The Black Epoxy Buzzer Midge Nymph fly imitates the tiny Chironomid flies that inhabit lakes and slow-flowing rivers are more commonly known as midges or buzzers. Fish it as part of a team of three flies under the surface suspended from a strike indicator or dry fly.
EPOXY BUZZER MIDGE FLY PATTERNS. Hook size 14 12 - $US each
Black midge buzzers appear in vast swarms on most still-waters towards the evenings. They can tolerate relatively high levels of pollution. Where they congregate on the windward side of a lake their tiny larvae and pupae are scooped up in large numbers by surface feeding trout. They are at their most vulnerable when they make their journey to the surface. The midge pupae drift gently up to the surface where the survivors struggle to break through the surface film.
Many do not make it, especially if the water is very choppy or if a flat calm has allowed oily film to form. At this stage trout patrol the surface sipping in huge quantities of hatching midges.
It wasn't long ago that that to fish with anything other than a streamer lure for the first month or two of the fishing season was considered madness. What changed was the increasing number of reservoir and lake fly fishers who began to realize that even during the early months trout feed heavily on large dark midge pupae in relatively deep water. This understanding lead to the development of the slim epoxy buzzers imitations that sink quickly.
The most popular predecessor of this type of fly was Arthur Cove's Pheasant Tail Nymph. Brown in color its midge pupae like shape and the fact that it is fished deep and slow on a long leader made it extremely effective. Skinny buzzers had been around for sometime before the Pheasant Tail but had not gained the same popularity.
In the 1920's Dr Howard Alexander Bell developed some extremely good slim buzzers as an imitation of the midge pupa for fishing on Blagdon water, Central England. They have been developed over the years to to a general shape that has moved away from the straight shanked hook to a more natural looking curved hook. Wing buds were added to the side on some patterns and on others the white breathing filaments.
One of the best indicators of recent buzzer activity is to look for floating shucks or adult buzzers on or near the water. Certain areas will hold fish and buzzers, these being the obvious places to start. It is important to find the right spot. Small tree lined waters are rarely a problem. Mud or silted areas with a reasonable depth of eight to fifteen feet of water are usually good places for buzzer fishing.
On a large lake or reservoir try to find a point or headland where a depth of eight to ten feet is within casting range. Try and choose a location where the wind is behind or if from the side it is light. If there is too strong a crosswind then I find it difficult to keep the flies moving nice and slow.
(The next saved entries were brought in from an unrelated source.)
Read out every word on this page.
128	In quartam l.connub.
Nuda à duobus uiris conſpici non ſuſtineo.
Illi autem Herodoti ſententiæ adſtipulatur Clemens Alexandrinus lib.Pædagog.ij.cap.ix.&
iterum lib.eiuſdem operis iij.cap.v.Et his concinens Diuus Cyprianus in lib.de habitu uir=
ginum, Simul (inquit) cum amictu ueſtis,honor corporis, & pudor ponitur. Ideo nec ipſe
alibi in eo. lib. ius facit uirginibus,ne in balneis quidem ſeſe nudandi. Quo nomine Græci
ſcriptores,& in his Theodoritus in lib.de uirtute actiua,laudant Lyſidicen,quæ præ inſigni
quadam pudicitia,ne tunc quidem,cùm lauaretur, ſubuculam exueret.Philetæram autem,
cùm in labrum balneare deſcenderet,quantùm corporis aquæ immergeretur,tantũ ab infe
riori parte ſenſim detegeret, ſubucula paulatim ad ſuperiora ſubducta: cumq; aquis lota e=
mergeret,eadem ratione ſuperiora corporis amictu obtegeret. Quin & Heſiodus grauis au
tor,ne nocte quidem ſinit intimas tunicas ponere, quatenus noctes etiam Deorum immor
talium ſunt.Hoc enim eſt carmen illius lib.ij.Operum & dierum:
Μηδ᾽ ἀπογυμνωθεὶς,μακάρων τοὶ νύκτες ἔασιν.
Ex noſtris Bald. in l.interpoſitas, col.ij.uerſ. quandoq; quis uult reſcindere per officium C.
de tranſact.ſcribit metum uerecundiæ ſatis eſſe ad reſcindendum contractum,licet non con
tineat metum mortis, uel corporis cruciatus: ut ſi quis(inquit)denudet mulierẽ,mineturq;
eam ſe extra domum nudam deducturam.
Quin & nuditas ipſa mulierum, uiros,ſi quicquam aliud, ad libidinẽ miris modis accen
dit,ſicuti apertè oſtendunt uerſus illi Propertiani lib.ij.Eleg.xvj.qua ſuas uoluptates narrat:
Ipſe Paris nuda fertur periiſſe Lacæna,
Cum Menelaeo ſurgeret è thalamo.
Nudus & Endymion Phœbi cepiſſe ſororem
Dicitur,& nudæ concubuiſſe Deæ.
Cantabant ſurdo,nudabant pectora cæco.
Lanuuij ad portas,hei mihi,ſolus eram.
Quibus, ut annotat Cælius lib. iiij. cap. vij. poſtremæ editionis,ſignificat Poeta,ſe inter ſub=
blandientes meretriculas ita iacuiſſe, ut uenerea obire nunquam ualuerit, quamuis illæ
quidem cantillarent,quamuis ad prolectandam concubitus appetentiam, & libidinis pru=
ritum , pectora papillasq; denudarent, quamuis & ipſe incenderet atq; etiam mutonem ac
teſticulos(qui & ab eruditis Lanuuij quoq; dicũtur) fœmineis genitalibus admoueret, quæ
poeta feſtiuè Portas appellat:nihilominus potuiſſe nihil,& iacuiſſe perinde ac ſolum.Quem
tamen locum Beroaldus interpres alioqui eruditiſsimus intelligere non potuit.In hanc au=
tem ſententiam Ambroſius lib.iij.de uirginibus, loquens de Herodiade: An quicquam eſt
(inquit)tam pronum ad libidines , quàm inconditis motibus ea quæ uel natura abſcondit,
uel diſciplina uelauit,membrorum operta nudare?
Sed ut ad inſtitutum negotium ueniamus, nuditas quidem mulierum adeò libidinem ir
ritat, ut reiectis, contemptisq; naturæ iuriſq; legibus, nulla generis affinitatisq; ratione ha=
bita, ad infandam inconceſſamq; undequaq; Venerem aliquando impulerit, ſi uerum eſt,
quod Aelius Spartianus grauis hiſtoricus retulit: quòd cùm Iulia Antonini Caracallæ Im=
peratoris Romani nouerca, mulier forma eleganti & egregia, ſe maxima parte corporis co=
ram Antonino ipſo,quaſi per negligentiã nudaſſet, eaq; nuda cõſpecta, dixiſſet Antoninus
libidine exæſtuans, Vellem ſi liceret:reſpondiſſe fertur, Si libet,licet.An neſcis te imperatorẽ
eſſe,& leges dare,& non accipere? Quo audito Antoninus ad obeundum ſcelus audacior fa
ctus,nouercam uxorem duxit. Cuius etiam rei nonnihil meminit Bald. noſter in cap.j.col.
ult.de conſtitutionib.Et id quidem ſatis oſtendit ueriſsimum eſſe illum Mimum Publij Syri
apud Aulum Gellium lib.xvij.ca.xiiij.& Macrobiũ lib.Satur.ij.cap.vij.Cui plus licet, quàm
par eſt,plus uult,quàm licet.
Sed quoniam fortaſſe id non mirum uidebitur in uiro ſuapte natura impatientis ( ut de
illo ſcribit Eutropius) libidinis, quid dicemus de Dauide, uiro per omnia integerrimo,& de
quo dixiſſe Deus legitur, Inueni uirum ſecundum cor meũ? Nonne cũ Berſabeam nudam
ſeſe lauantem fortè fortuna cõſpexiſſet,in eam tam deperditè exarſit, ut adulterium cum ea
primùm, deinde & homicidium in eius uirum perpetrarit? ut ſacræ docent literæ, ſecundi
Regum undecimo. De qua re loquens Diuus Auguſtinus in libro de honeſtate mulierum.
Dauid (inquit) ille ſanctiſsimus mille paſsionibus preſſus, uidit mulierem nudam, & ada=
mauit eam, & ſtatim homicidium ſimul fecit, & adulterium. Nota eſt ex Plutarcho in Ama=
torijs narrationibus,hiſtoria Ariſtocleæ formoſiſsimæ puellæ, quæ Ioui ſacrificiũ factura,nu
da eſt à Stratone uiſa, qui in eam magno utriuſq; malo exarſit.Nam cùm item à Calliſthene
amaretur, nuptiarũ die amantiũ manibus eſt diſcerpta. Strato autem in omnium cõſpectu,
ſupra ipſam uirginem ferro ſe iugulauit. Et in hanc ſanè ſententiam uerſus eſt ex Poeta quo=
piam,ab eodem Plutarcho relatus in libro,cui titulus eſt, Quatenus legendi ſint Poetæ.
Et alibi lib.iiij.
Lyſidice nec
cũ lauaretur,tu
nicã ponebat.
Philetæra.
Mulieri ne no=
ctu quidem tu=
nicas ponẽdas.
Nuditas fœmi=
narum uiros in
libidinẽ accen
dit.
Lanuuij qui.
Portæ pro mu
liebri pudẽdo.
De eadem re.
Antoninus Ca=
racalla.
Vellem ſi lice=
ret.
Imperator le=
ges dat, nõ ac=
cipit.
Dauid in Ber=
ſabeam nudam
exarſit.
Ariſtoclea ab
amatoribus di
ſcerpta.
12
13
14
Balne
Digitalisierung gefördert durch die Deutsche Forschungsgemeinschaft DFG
Long leaders and headwinds are a recipe for disaster. Your leader will be turned into a tangled ball. On breezy days, selecting areas with some shelter can produce well. They warm up first and thus encourage insects to hatch. Cold winds always slow down hatches.
A strong breeze will push the middle of the fly line around quickly and thus keep the buzzers high in the water. This is okay on an overcast day when the trout are feeding in the upper layers but not on a sunny day when they are feeding in the cooler depths. This problem can be overcome if the cast is made at a much shallower angle to the wind. The wind has less effect on the line and the team of buzzers will fish much deeper and more slowly
Boat fly fishing Golden Rules
Rule number one. The most important. Stay safe and come home alive. Always wear a buoyancy aid, even when walking onto the jetty. They can be incredibly slippery and if you fall, bang your head and get knocked out before falling into the water, you drown.
Wear glasses for eye protection from low flying fishing flies during casting. Also wear a hat. It really hurts when you hook the back of your head.
Take care when loading a boat. One of you should be in the boat and the other on the jetty passing the equipment to him. Set up the boat before you go out fishing. Make sure everything is in its place close at hand so you do not have to move around in the boat out on the water.
If you are renting a boat ask the owner to give you a quick course on operating the engine and what to do when it is problematic starting. Check there is enough fuel.
If it is rough water conditions, always steer the boat up the wind and not across the waves. Be courteous to other fly fishermen. Do not cut in front of a drift and leave a minimum of 100 yards room. Treat of the anglers as you would like them to treat you.
Do not forget the bank fly fishermen. Give them a minimum of 50 yards leeway. Remember they have paid good money for a day fishing ticket as well.
Carry a cell phone in a waterproof floating bag. Pre-install the fishing lodge phone number into your contacts in case you get into difficulty.
Try not to stand up in the boat. Sometimes you will have to but try to keep this to the minimum. If you are in difficulty raise an oar to attract attention. I always carry a whistle for emergencies as well.
Keep an eye on the weather. In mountainous areas near the coast it can change very rapidly. If a storm comes, beach the boat in a safe place and wait for it to pass.
Ask what the fishery rules for boat fishing are. They vary from place to place.